Duval se chargea de la réponse :

— Pas de problèmes pour les postiches ! Faciles à poser, facile à ôter. Le seul ennui sera je pense pour monsieur, poursuivit-il en désignant Adalbert. Il faudra le décolorer pour retrouver sa couleur d’origine... mais nous le ferons quand on n’en aura plus besoin. Le plus délicat sera d’entretenir une barbe de deux ou trois jours sur le visage de monsieur, ajouta-t-il pour Aldo, mais je vous fournirai un rasoir spécial. Et maintenant je vous rends votre aspect normal... ou presque !

Ce fut vite fait au grand soulagement d’Aldo qui cracha ses tampons avec enthousiasme... tout disparut en peu de temps, sauf évidemment pour Adalbert qui alla se poster devant une glace :

— Comme j’ai la peau claire, cela ne me va pas mal ! constata-t-il. Je me demande ce que va en dire Théobald ?

— Avec un pot d’eau froide dans la figure, cela devrait s’arranger ! fit Aldo, goguenard, en faisant jouer ses mâchoires. De toute façon tu n’avais pas l’intention de l’emmener ? Qu’est-ce qu’un cinéaste américain pourrait faire d’un valet de chambre ?

— Vous aurez le nécessaire demain ! assura Duval. J’ajoute que vous aurez une sorte de large ceinture qui vous grossira encore mieux que la bande de tissu et sera facile à mettre.

— Encore une question, dit la marquise. Comment peut-on obtenir la ressemblance de quelqu’un de séduisant à moins d’être son sosie ? Ce qui est très rare...

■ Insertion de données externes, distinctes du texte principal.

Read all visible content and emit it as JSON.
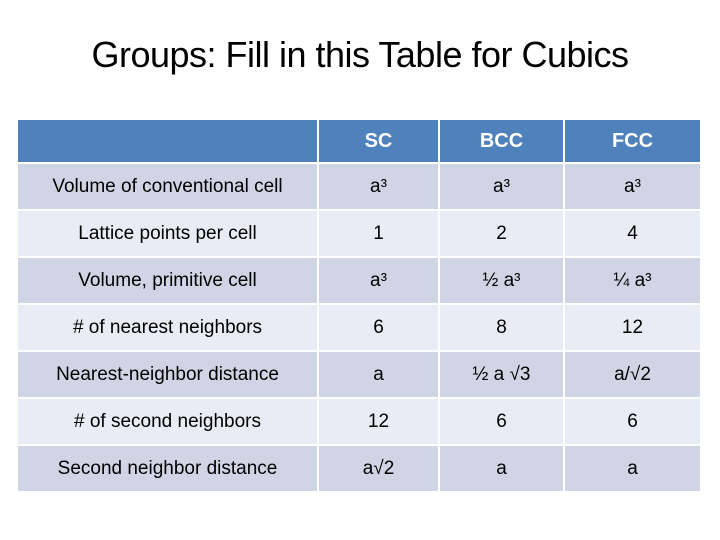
{
  "slide": {
    "title": "Groups: Fill in this Table for Cubics"
  },
  "table": {
    "columns": [
      "",
      "SC",
      "BCC",
      "FCC"
    ],
    "rows": [
      {
        "label": "Volume of conventional cell",
        "values": [
          "a³",
          "a³",
          "a³"
        ]
      },
      {
        "label": "Lattice points per cell",
        "values": [
          "1",
          "2",
          "4"
        ]
      },
      {
        "label": "Volume, primitive cell",
        "values": [
          "a³",
          "½ a³",
          "¼ a³"
        ]
      },
      {
        "label": "# of nearest neighbors",
        "values": [
          "6",
          "8",
          "12"
        ]
      },
      {
        "label": "Nearest-neighbor distance",
        "values": [
          "a",
          "½ a √3",
          "a/√2"
        ]
      },
      {
        "label": "# of second neighbors",
        "values": [
          "12",
          "6",
          "6"
        ]
      },
      {
        "label": "Second neighbor distance",
        "values": [
          "a√2",
          "a",
          "a"
        ]
      }
    ]
  },
  "colors": {
    "background": "#FFFFFF",
    "title_text": "#000000",
    "header_bg": "#4F81BD",
    "header_text": "#FFFFFF",
    "band_dark": "#CFD5E4",
    "band_light": "#E9ECF4",
    "body_text": "#000000",
    "grid_lines": "#FFFFFF"
  }
}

— Au moyen d’un maquillage soigné de théâtre ou de cinéma, on peut s’en approcher en jouant avec les éclairages, mais dans la vie quotidienne c’est beaucoup plus difficile, voire impossible. Prenez monsieur, ajouta-t-il en désignant Aldo, je ne vois pas comment on pourrait le reproduire en partant d’un quidam quelconque. Sans parler du regard et des jeux de physionomie... Ah, j’allais oublier : naturellement, il vous faut des lunettes ! Vous n’en portez pas habituellement ?

— J’ai une légère tendance à la myopie, répondit Aldo, mais qui ne me gêne pas. D’autant que dans mon métier j’ai toujours une forte loupe de joaillier dans ma poche, pour évaluer une pierre par exemple !

— Continuez à l’emporter avec vous. Cela peut être utile... Reste la couleur des yeux !

— Ce qu’il oublie de vous dire, intervint Mme de Sommières, est que ses yeux dont vous pouvez constater qu’ils sont bleus ont tendance à virer au vert quand il est en colère.

— On va prévoir des verres teintés. Et vous, monsieur ? poursuivit-il en se tournant vers Adalbert.

— Oh ! Moi, je suis tout ce qu’il y a de plus normal. Mes yeux conservent leur azur même si j’écume de fureur.

— Vous devriez lui faire porter des lorgnons, susurra Plan-Crépin. Ne serait-ce que pour qu’il soit un peu moins beau ! Regardez-le se pavaner devant la glace ! Il ne s’est jamais trouvé aussi bien !

Quelques instants plus tard, M. Duval était parti en promettant de revenir le lendemain, non sans avoir distribué encore quelques judicieux conseils.

— D’où le sortez-vous, celui-là ? s’enquit la marquise que la séance avait intéressée au plus haut point.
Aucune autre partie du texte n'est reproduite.